Louis Oosthuizen: A South African Showdown

It’s not often that two childhood buddies each become major champions, but that’s the case for Oosthuizen, who won the 2010 Open Championship, and Charl Schwartzel, who won the 2011 Masters. About two months after Schwartzel’s win at Augusta National, the two friends were playing a practice round match in advance of the U.S. Open. Unlike most friendly matches, their recurring game features a cruel twist – one which came back to bite Oosthuizen on this occasion.

“We’ve got this recall-mulligan game that we play. If your opponent hits a good shot, you can make him recall it and take a mulligan.

“On the long par-4 15th, it’s a dogleg down to the left and Charl hit one into the fairway bunker. He had 210 yards into the pin. The only way he could do something is if he hit this 40-yard cut 5-wood, because he couldn’t go straight over the left.

“So, he hit this shot to 25 feet, an unbelievable shot. I immediately go, ‘Recall!’ I hadn’t used my recall yet.

“He was swearing and shouting.

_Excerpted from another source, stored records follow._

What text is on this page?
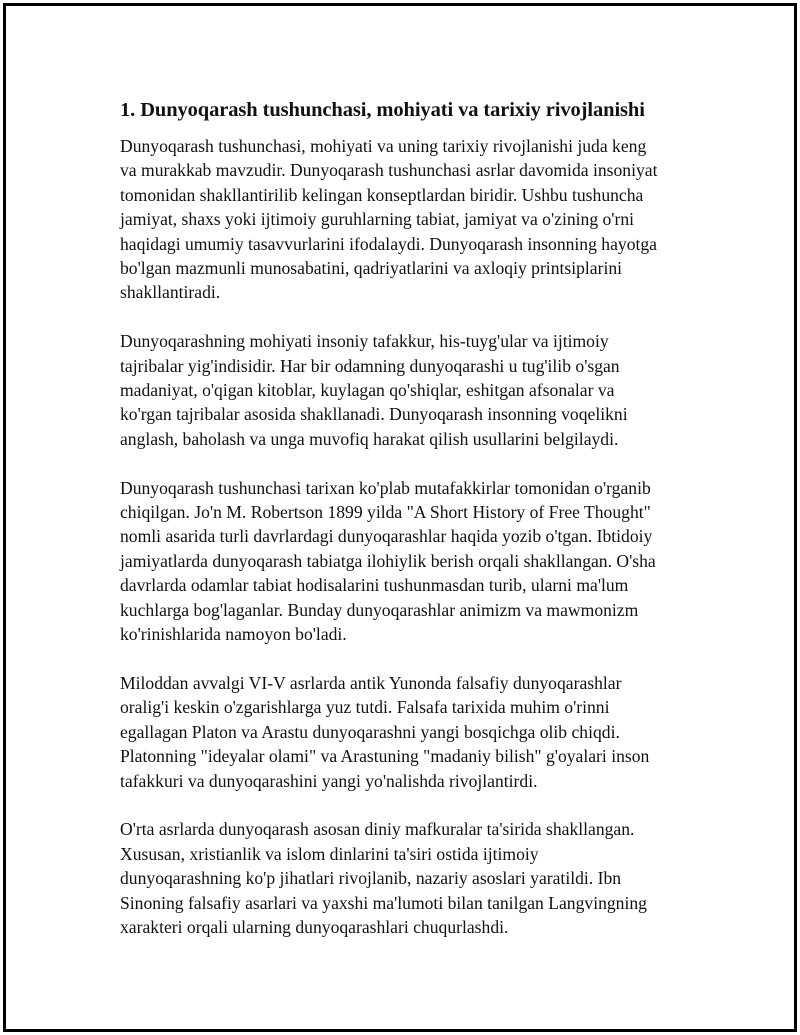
1. Dunyoqarash tushunchasi, mohiyati va tarixiy rivojlanishi

Dunyoqarash tushunchasi, mohiyati va uning tarixiy rivojlanishi juda keng
va murakkab mavzudir. Dunyoqarash tushunchasi asrlar davomida insoniyat
tomonidan shakllantirilib kelingan konseptlardan biridir. Ushbu tushuncha
jamiyat, shaxs yoki ijtimoiy guruhlarning tabiat, jamiyat va o'zining o'rni
haqidagi umumiy tasavvurlarini ifodalaydi. Dunyoqarash insonning hayotga
bo'lgan mazmunli munosabatini, qadriyatlarini va axloqiy printsiplarini
shakllantiradi.

Dunyoqarashning mohiyati insoniy tafakkur, his-tuyg'ular va ijtimoiy
tajribalar yig'indisidir. Har bir odamning dunyoqarashi u tug'ilib o'sgan
madaniyat, o'qigan kitoblar, kuylagan qo'shiqlar, eshitgan afsonalar va
ko'rgan tajribalar asosida shakllanadi. Dunyoqarash insonning voqelikni
anglash, baholash va unga muvofiq harakat qilish usullarini belgilaydi.

Dunyoqarash tushunchasi tarixan ko'plab mutafakkirlar tomonidan o'rganib
chiqilgan. Jo'n M. Robertson 1899 yilda "A Short History of Free Thought"
nomli asarida turli davrlardagi dunyoqarashlar haqida yozib o'tgan. Ibtidoiy
jamiyatlarda dunyoqarash tabiatga ilohiylik berish orqali shakllangan. O'sha
davrlarda odamlar tabiat hodisalarini tushunmasdan turib, ularni ma'lum
kuchlarga bog'laganlar. Bunday dunyoqarashlar animizm va mawmonizm
ko'rinishlarida namoyon bo'ladi.

Miloddan avvalgi VI-V asrlarda antik Yunonda falsafiy dunyoqarashlar
oralig'i keskin o'zgarishlarga yuz tutdi. Falsafa tarixida muhim o'rinni
egallagan Platon va Arastu dunyoqarashni yangi bosqichga olib chiqdi.
Platonning "ideyalar olami" va Arastuning "madaniy bilish" g'oyalari inson
tafakkuri va dunyoqarashini yangi yo'nalishda rivojlantirdi.

O'rta asrlarda dunyoqarash asosan diniy mafkuralar ta'sirida shakllangan.
Xususan, xristianlik va islom dinlarini ta'siri ostida ijtimoiy
dunyoqarashning ko'p jihatlari rivojlanib, nazariy asoslari yaratildi. Ibn
Sinoning falsafiy asarlari va yaxshi ma'lumoti bilan tanilgan Langvingning
xarakteri orqali ularning dunyoqarashlari chuqurlashdi.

He said, ‘You can’t do that!’ I said, ‘Hey, that’s the game.’

“Well, he hit the next one to 10 feet.

“He placed it exactly where he wanted to and it stopped 10 feet away. That screwed me completely. He ended up making birdie and he beat me that day.

“We’ve always had good matches between us.”

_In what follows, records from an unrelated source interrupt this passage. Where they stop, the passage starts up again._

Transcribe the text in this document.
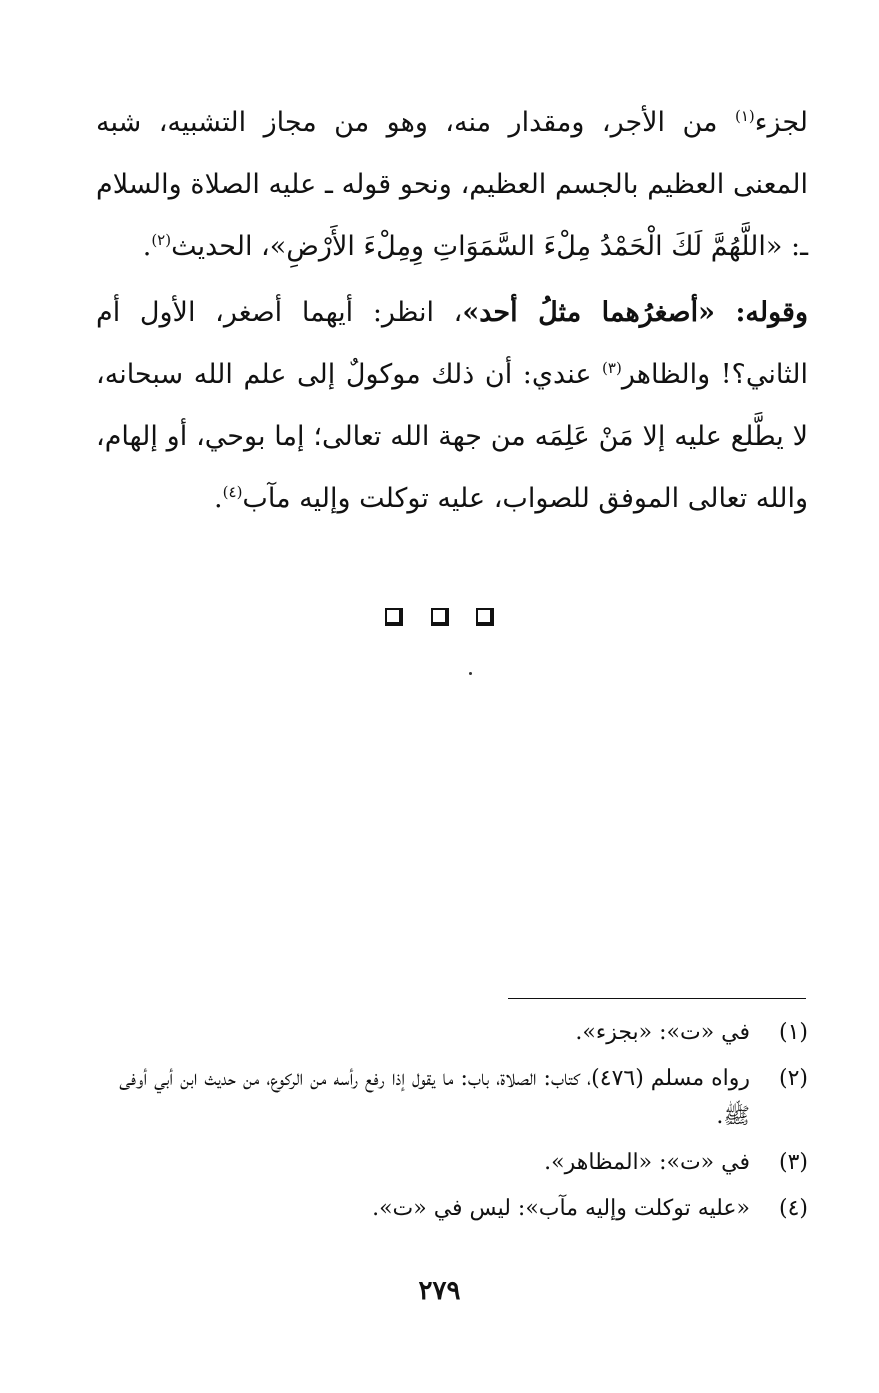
لجزء$^{(١)}$ من الأجر، ومقدار منه، وهو من مجاز التشبيه، شبه المعنى العظيم بالجسم العظيم، ونحو قوله ـ عليه الصلاة والسلام ـ: «اللَّهُمَّ لَكَ الْحَمْدُ مِلْءَ السَّمَوَاتِ وِمِلْءَ الأَرْضِ»، الحديث$^{(٢)}$.

وقوله: «أصغرُهما مثلُ أحد»، انظر: أيهما أصغر، الأول أم الثاني؟! والظاهر$^{(٣)}$ عندي: أن ذلك موكولٌ إلى علم الله سبحانه، لا يطَّلع عليه إلا مَنْ عَلِمَه من جهة الله تعالى؛ إما بوحي، أو إلهام، والله تعالى الموفق للصواب، عليه توكلت وإليه مآب$^{(٤)}$.

(١)
في «ت»: «بجزء».
(٢)
رواه مسلم (٤٧٦)، كتاب: الصلاة، باب: ما يقول إذا رفع رأسه من الركوع، من حديث ابن أبي أوفى ﷺ.
(٣)
في «ت»: «المظاهر».
(٤)
«عليه توكلت وإليه مآب»: ليس في «ت».
٢٧٩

Chez Reavie: Taking on Lefty at East Lake

Before this year, the last time Reavie qualified for the Tour Championship was eight years ago. He finished in a share of 26th place that week, but the most memorable moment might have taken place before the event ever started, as he competed in a practice round match alongside some big-name fellow pros.

“You know, we have a lot of ‘em at Whisper Rock, a lot of fun matches with good players who give each other a bunch of shit when they’re playing together.

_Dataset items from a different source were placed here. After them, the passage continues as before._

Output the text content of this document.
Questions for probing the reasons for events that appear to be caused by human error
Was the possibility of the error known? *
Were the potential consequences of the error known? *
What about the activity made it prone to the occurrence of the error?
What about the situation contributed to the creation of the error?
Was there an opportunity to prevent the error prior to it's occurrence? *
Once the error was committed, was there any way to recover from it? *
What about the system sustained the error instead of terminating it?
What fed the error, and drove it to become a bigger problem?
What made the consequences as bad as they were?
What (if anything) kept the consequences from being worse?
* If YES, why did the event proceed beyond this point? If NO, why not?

“But I had a good one [at East Lake] the last time I played the Tour Championship. It was Dustin [Johnson] and I against Keegan [Bradley] and Phil [Mickelson]. It came down to the last hole.

“It was when the par-3 [now the ninth hole] was the last hole. Dustin knocked it on the green, I missed the green, but I chipped it up there close.

“We ended up tying with pars and pushing the match. It was exciting. We had guys come out and follow us the last couple of holes, just because they heard what was going on.

“I think we were all happy we tied. I was playing for a little more money than I normally do, so it was a nice to not lose anything.”

Brooks Koepka: I’m Still Waiting To Get Paid

When asked his favorite on-course betting story, the world’s current No. 1-ranked player first starts to tell a tale of losing to a certain fellow pro during an Open Championship practice round without having any cash on hand. He then remembers a practice round for the U.S. Open four years ago, when he didn’t even need his clubs to bank a wager.

“I once played against Phil [Mickelson] with no money in my pocket. That was at Muirfield in 2013 – and we lost.

“Had a good one at Chambers Bay, too. I was probably 80 yards away and I looked at my caddie and we made a bet.

“Well, I threw it into the cup. Straight in, which I thought was pretty impressive.